A Pulseira de Ferro/XIII
Os ternos cuidados de Veloso nada adiantaram. Padre Guilherme, cada vez mais amofinado e sorumbático, - a vida mortiça de Candeias facilitava a hipertrofia da idéia fixa, - tomou, de repente, a resolução de se ir embora. Embalde Veloso tentou desconvence-lo, embalde lhe representou em vários modos e tons a sem-razão e os inconvenientes de tal passo. Ir-se-ia em breve para a capital, onde contava descansar uns tempos com velhos companheiros de estudos, até ver que destino dava à sua vida.
- Pois vá, e depois volte.
- Nunca.
- E o pequeno?
- O pequeno aí fica com a Rosa. Deixo-lhes a casa e os trastes, com a condição única de ela continuar a cuidar do menino. De longe, como puder, ainda velarei por ele. Talvez um dia possa mandá-lo buscar para fazer desse pobrezinho alguma coisa... Imagine a minha saudade, Veloso! Deixo-o com um ano quase completo... Mais que o tempo de uma gestação. É, legitimamente, um filho adorado das minhas entranhas espirituais, gerado pelo meu coração... filho pelo qual eu tenho um amor de pai e de mãe...
Aqui, por um momento, padre Guilherme recobrou o gosto antigo do tom ligeiramente oratório, e concluiu com a mão no ombro de Veloso, a sorrir contrafeito:
- A mim me são vedadas as boas e doces afeições humanas... Tenho de ser um fantasma sem músculo, uma doutrina encarnada, um feixe de sínteses e abstrações, um respeitável comediante da bondade e da perfeição...
- Que não existe! atalhou Veloso.
No primeiro domingo, em breve prática, feita com acompanhamento de lágrimas pelo Chicão, padre Guilherme comunicou aos paroquianos que se retirava de Candeias, apenas chegasse o substituto que solicitara. O povo escutou-o com ar de surpresa e mágoa. O professor Camacho, muito direito na sua sobrecasaca rapada, as mãos juntas a segurarem sobre o baixo ventre o lenço vermelho de ramagens, tinha um ar solene e compungido. Quando o vigário terminou, correu por todo o templo um murmúrio abafado, entre cujas ôndulas espipocavam gemidos de beatas lacrimosas.
No domingo seguinte foram as últimas despedidas. AGazeta de Candeias,generosamente reconciliada com o padre, mercê da intervenção de Veloso, dera um artigo sobre a pessoa ilustre do virtuoso vigário e suas obras de religião e de caridade em Candeias - o novo sino, a imagem de Nossa Senhora restaurada, os reparos no coro e no batistério, a aula de catecismo instituída havia quatro anos com tantos frutos espirituais e as esmolas, as infinitas esmolas feitas em silêncio... O artigo, já se vê, era de Camacho, que se esmerou no estilo - aquele estilo floreado do artigo sobre a Paixão, de que o padre gostara "imensamente" segundo lhe disse Albino Gomes, que o ouvira ao doutor Veloso... Com esse artigo, com a presença das irmandades incorporadas e com a criançada do catecismo a encher de flores a escada do altar, tudo estava preparado para um grande exercício geral de prantos. E houve muitos prantos, discretos, porém.

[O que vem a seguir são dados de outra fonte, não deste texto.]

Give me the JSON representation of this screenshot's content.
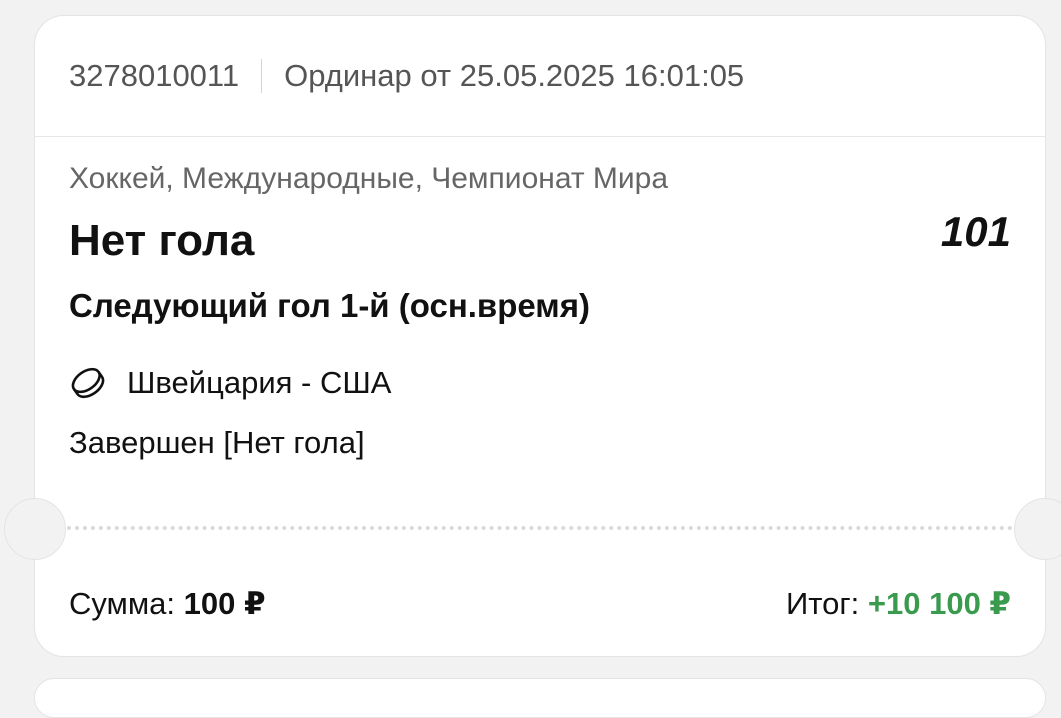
{
  "bet": {
    "id": "3278010011",
    "type_date": "Ординар от 25.05.2025 16:01:05",
    "category": "Хоккей, Международные, Чемпионат Мира",
    "outcome": "Нет гола",
    "odds": "101",
    "market": "Следующий гол 1-й (осн.время)",
    "match": "Швейцария - США",
    "match_icon": "hockey-puck-icon",
    "status": "Завершен [Нет гола]"
  },
  "footer": {
    "stake_label": "Сумма:",
    "stake_value": "100 ₽",
    "result_label": "Итог:",
    "result_value": "+10 100 ₽"
  },
  "colors": {
    "background": "#f2f2f2",
    "card": "#ffffff",
    "win_green": "#3a9a4e",
    "muted_text": "#555555"
  }
}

Depois, Veloso dizia ao padre:
- Afinal, você é quem tem razão. A sem-razão é muitas vezes mais razoável do que a sabedoria. A sem-razão é a vida. Você, reagindo, vive. É um erro a sua saída de Candeias. Bendito erro! Boa maneira de fazer um gesto largo e salutar de desprezo e de cólera... Não adianta, nem a você, nem a ninguém... "Eles" não fizeram por mal - foi porque tinha de ser... Ninguém é mau, o que é mau é a burrice de uns, a leviandade ou a fraqueza de outros, a rasteirice e estreiteza em que tem fatalmente de viver o rebanho humano... Você compreende isso, mas não se conforma. Bendito disparate. Você vive... Para as dores da vida, as consolações da vida. Morderam-no? Você dá um pontapé, e retira-se. Isto lhe aquece a alma melhor do que quanta reflexão sabichona... Ao passo que eu, ai! meu caro... Como é triste, meu amigo, como é imensamente triste compreender tudo, e tudo perdoar!